- Two South African learners, Kiara Chetty and Calden Gounden, will represent South Africa in Stockholm, Sweden at the Annual Stockholm Junior Youth Water Prize (SJWP) at the end of August.
- The learners from Star College High in Durban, KwaZulu-Natal were announced as the winners of the 20th National South African Youth Water Prize Competition (SAYWP).
- This follows their impressive water innovation that went to the core of modernising water resource management efforts in the country.
The competition, which took place in Gauteng on 16-17 May 2019, saw learners from all over the country impress adjudicators on innovations relating to water and sanitation.

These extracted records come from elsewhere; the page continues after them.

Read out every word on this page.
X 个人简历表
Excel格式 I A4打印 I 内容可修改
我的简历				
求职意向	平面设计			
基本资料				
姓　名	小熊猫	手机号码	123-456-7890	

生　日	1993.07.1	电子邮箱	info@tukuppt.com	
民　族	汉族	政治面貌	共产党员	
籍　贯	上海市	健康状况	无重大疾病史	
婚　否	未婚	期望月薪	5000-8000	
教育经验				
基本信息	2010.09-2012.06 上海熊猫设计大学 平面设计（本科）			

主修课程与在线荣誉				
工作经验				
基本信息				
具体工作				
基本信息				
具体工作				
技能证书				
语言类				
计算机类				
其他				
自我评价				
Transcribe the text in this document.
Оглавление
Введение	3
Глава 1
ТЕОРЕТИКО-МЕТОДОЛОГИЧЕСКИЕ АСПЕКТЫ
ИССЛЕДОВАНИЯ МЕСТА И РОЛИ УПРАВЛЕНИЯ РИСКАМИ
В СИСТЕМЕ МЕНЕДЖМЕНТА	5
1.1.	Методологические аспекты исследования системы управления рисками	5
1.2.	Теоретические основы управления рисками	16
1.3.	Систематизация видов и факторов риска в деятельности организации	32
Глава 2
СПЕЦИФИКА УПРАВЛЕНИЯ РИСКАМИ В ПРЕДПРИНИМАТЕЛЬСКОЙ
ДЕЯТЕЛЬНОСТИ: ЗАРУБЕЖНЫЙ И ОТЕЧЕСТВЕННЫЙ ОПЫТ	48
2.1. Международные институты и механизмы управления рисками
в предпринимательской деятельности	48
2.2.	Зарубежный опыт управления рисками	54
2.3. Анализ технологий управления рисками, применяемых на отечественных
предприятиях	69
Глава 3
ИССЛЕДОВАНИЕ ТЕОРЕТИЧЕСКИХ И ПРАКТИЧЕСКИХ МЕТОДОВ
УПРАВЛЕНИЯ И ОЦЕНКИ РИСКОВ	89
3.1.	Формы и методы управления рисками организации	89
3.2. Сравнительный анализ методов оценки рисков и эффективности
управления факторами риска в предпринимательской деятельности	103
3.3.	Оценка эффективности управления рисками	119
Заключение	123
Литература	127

The SAYWP is a Science and Technology based project and is coordinated by the Department of Water and Sanitation (DWS). The project started at provincial level and progressed to the national competition, where the winners were announced.
One of the aims of the project is to promote the protection of natural resources and to encourage youth to actively participate in integrated and community-based water resource management.
The winning project, the Hydro-Conservation, intends to reduce the quantity of water that is wasted in households across South Africa daily during showering and hand-washing.
In Stockholm, the South African winners will showcase their innovation, which will compete with learners from 30 countries from around the world for the Stockholm Junior Youth WaterPrize .
DWS Chief Director for Water Services and Local Water Management, Rex Mtileni, said the competition was a means of investing in young people so that they pursue careers in the water and sanitation sector.
“To date, there are about 342 schools that have participated in the competition. As a result of this, we now have 42 graduates who are now contributing to develop our country and 29 other young people are in tertiary [education]across the country where they are pursuing careers in the water and sanitation sector,” said Mtileni.